Und es ist nicht alles schwarzweiß – Menschen, die höhere Mieten bezahlen können und so (ungewollt) zur Verdrängung finanziell schwächerer Menschen beitragen, werden mitunter einige Jahre später wiederum von noch Reicheren verdrängt. Oder können sich teuere Viertel – laut PTK gehören sie an den Ku’damm, nicht aber nach Kreuzberg – gar nicht erst leisten. Wenn sich der Easy-Jetset in die ehemals unattraktiven Viertel der Städte ergießt, profitieren nicht selten Menschen in prekären Arbeitsverhältnissen. Wenn das Bier teurer und der Döner kleiner wird, ist das irgendwie scheiße. Aber am Ende haben die Kioskbesitzerin und der Imbissbetreiber mehr von ihrem Knochenjob. Und mal ganz ehrlich – wie lebenswert wäre eine Stadt wie Berlin, ohne die zwei Drittel der Bevölkerung, die nicht in dieser Stadt geboren sind? Rap kam unter anderem durch amerikanische Soldaten in die Stadt und wurde von Kindern der so genannten Gastarbeiter kultiviert. Um nur zwei Beispiele zu nennen.
Um so erfrischender ist es, dass gerade jetzt derselbe PTK eine zweite Version seines Liedes rausgebracht hat, die mehr auf die Ursachen von Verdrängung eingeht und nicht nur deren Symptome beschreibt und daraus einfache Schlüsse zieht. Denn hier sind es nicht mehr Yuppies, Touris und Zugezogene, die als Schuldige identifiziert werden, sondern Grundeigentümer, Makler, Investoren, Spekulanten und der Senat. Das ist zwar keine fundiert-differenzierte Kapitalismuskritik, aber es handelt sich hier schließlich um einen Rapsong und nicht um ein politisches Essay.
Dass man sich diesem ernsten Thema auch mit Humor und ohne lyrische Mistgabeln und Fackeln nähern kann, zeigen die Jungs von Zugezogen Maskulin, die die Thematik ja bereits im Crewnamen tragen. Den Tourihass rücken sie provokant in die Nähe der Thesen eines Thilo Sarrazin. Im Jahre 2050 hält die sturmreif gefeierte türkisch-deutsche Gesellschaft dem Druck der spanischen Partyhorden nicht mehr stand und schafft sich ab. Dabei verlieren sie nicht den Blick für die Verhältnismäßigkeit, wenn grim104 trocken feststellt: „Spanier in Kreuzberg, die Rache für Mallorca“ .

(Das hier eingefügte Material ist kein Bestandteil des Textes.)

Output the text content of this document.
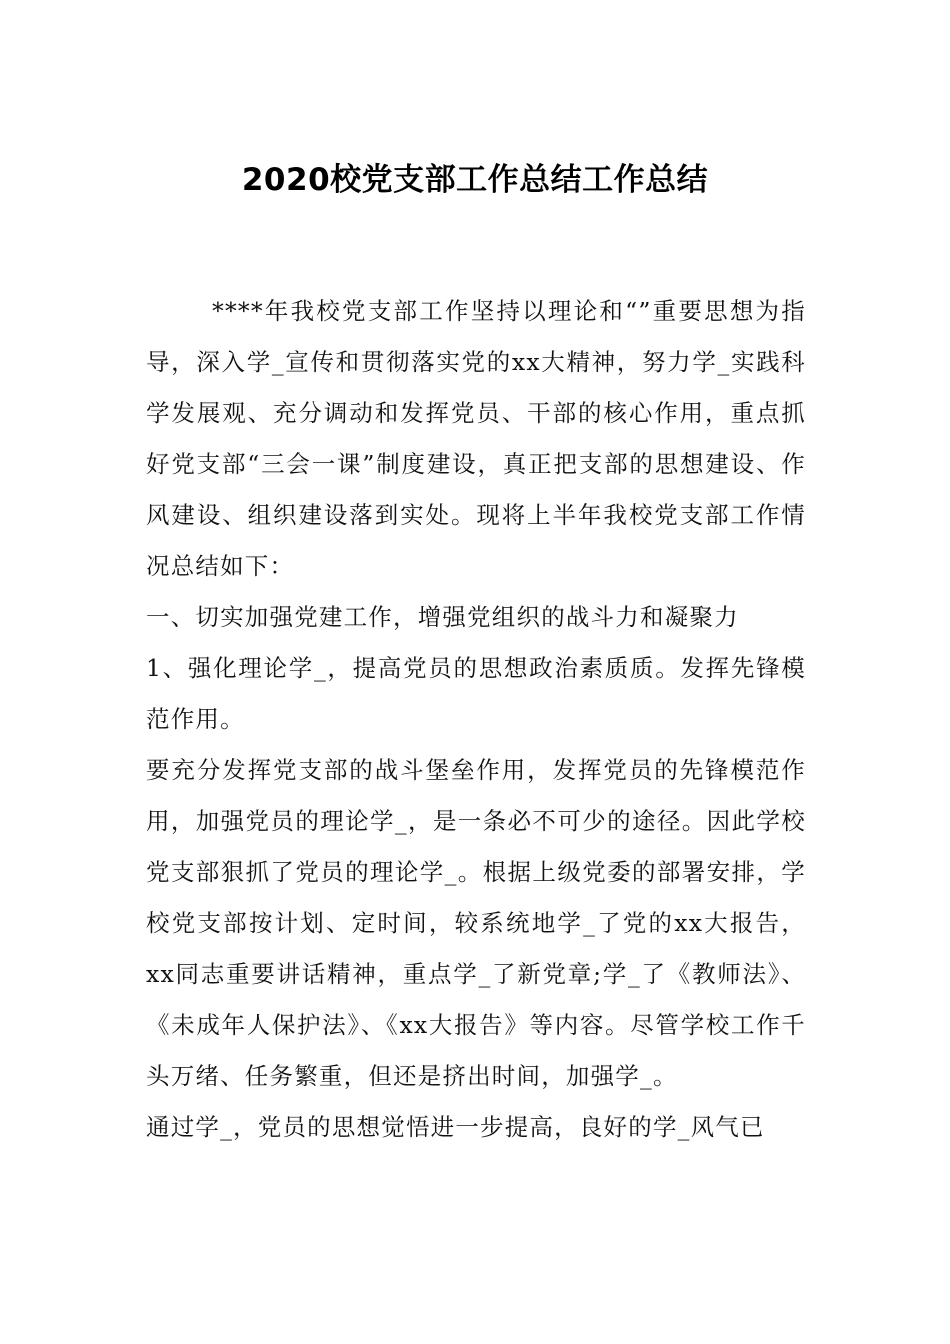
2020校党支部工作总结工作总结

****年我校党支部工作坚持以理论和“”重要思想为指导，深入学_宣传和贯彻落实党的xx大精神，努力学_实践科学发展观、充分调动和发挥党员、干部的核心作用，重点抓好党支部“三会一课”制度建设，真正把支部的思想建设、作风建设、组织建设落到实处。现将上半年我校党支部工作情况总结如下：

一、切实加强党建工作，增强党组织的战斗力和凝聚力

1、强化理论学_，提高党员的思想政治素质质。发挥先锋模范作用。

要充分发挥党支部的战斗堡垒作用，发挥党员的先锋模范作用，加强党员的理论学_，是一条必不可少的途径。因此学校党支部狠抓了党员的理论学_。根据上级党委的部署安排，学校党支部按计划、定时间，较系统地学_了党的xx大报告，xx同志重要讲话精神，重点学_了新党章;学_了《教师法》、《未成年人保护法》、《xx大报告》等内容。尽管学校工作千头万绪、任务繁重，但还是挤出时间，加强学_。

通过学_，党员的思想觉悟进一步提高，良好的学_风气已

Und es gäbe noch mehr Beispiele. Ist nun Rap politischer geworden? Oder politischer Rap fresher geworden? Vielleicht sind es nur die Themen wie eben die Verdrängung aus den Vierteln, die näher an den Leuten sind, weil sie sie selbst und/oder ihr Umfeld betreffen. An sich eine begrüßenswerte Entwicklung – aber bitte doch ohne wenig hilfreiche Pauschalverurteilungen.